Cartier distilled these political facts and drew the moral of these great events. “When we were united together … we would form a political nationality with which neither the national origin, nor the religion of any individual, would interfere.” Diversity, not uniformity, was “the order of the physical world and the moral world, as well as in the political world,” it was “futile in the extreme” to imagine it otherwise. “We could not do away with the distinctions of race. We could not legislate for the disappearance of the French Canadians from American soil.” In Canada, “we should have Catholic and Protestant, English, French, Irish and Scotch, and each by his efforts and his success would increase the prosperity and glory of the new Confederacy … we were of different races, not for the purpose of warring against each other, but in order to compete and emulate for the general welfare.”
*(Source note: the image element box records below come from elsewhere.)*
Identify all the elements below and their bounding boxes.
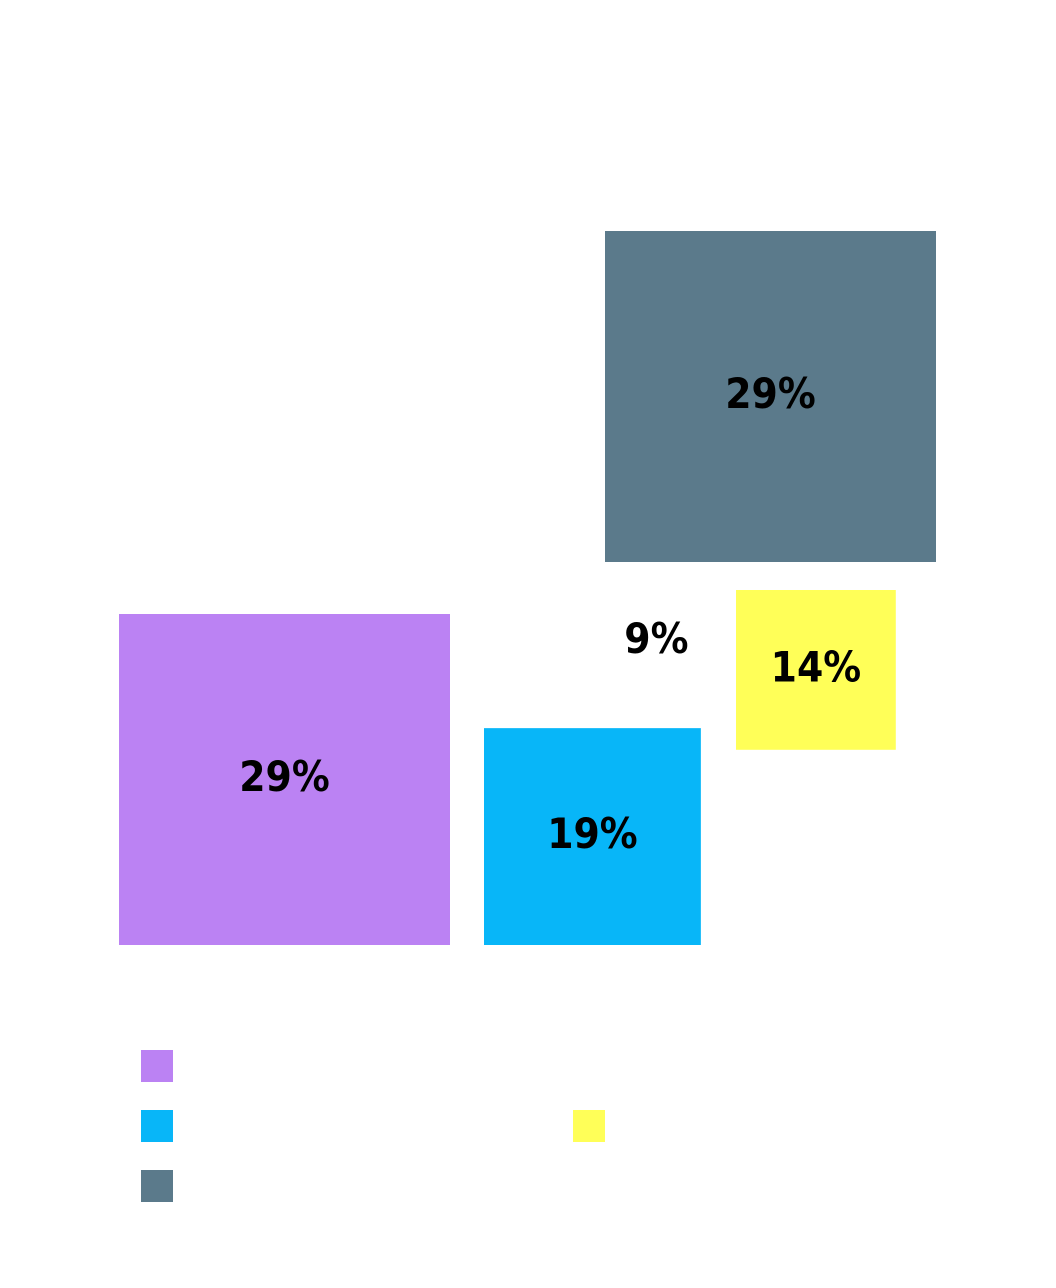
- legend-swatch: [573, 1050, 605, 1082]
- value-label: 29%: [239, 752, 329, 801]
- legend-swatch: [141, 1110, 173, 1142]
- value-label: 9%: [624, 614, 688, 663]
- value-label: 19%: [547, 809, 637, 858]
- value-label: 14%: [771, 642, 861, 691]
- square: [484, 728, 701, 945]
- legend-swatch: [141, 1170, 173, 1202]
- square: [605, 231, 936, 562]
- value-label: 29%: [725, 369, 815, 418]
- legend-swatch: [141, 1050, 173, 1082]
- square: [119, 614, 450, 945]
- square: [605, 590, 708, 693]
- square: [736, 590, 896, 750]
- legend-swatch: [573, 1110, 605, 1142]
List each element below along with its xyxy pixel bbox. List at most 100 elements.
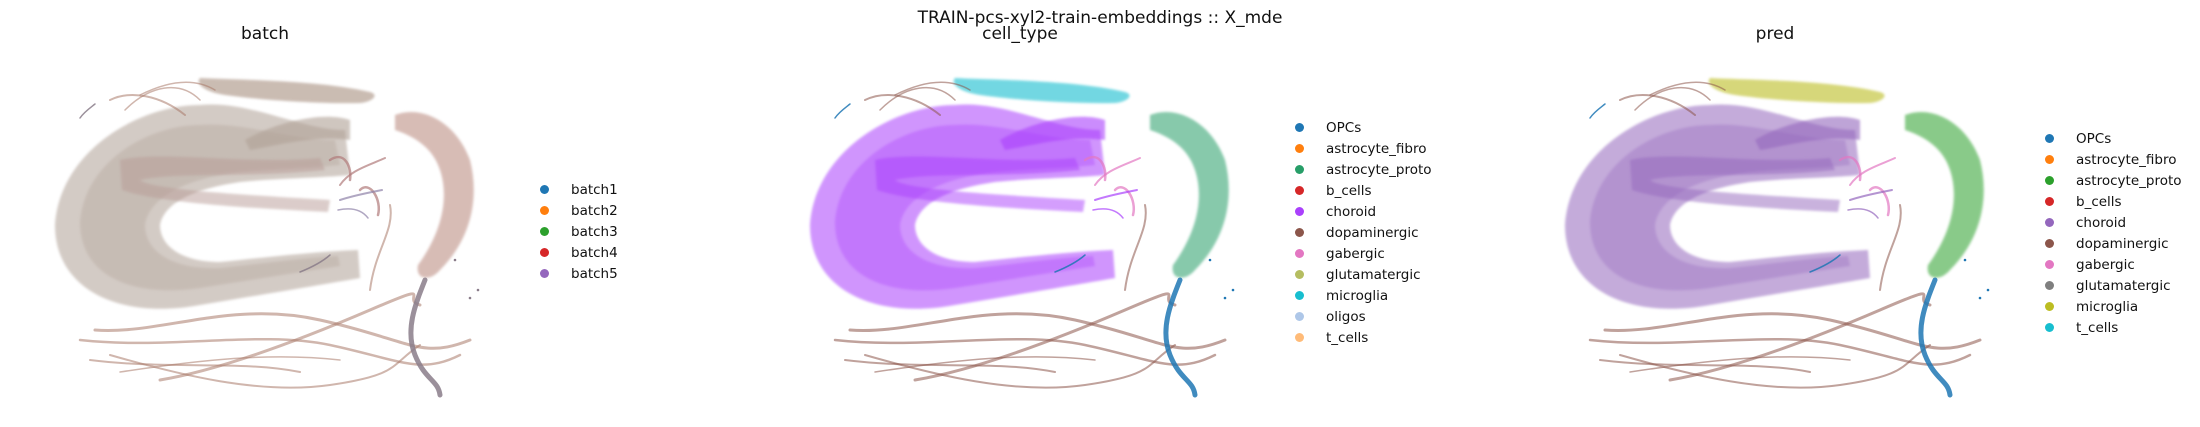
- cluster-strand: [1619, 94, 1696, 116]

If Canada has not one language or one religion, today we were asked to be more. Galt promised continental expansion, and wealth is one sinew to bond. Some may chase glistering riches, but to unite we have now also the Cartier ideal. Some call the new nation impossible, and therein lies our great hope. Our politics disciplines our politicians, it will temper them from extremes. In a varied country with a free Parliament, only justice can appeal to all. The work will not complete in our lifetime, for strong is the call of the blood. In Canada it is better to build bridges, though we are vulnerable to those wedging divides. If we answer the call made today in the House, we may yet go forward together. Not to wage endless wars of the spirit, but by “slow prudence make mild a rugged people.”
Alastair C.F. Gillespie, a Canadian lawyer living in London, U.K., is a Macdonald-Laurier Institute Munk Senior Fellow and leader of the MLI Confederation Project.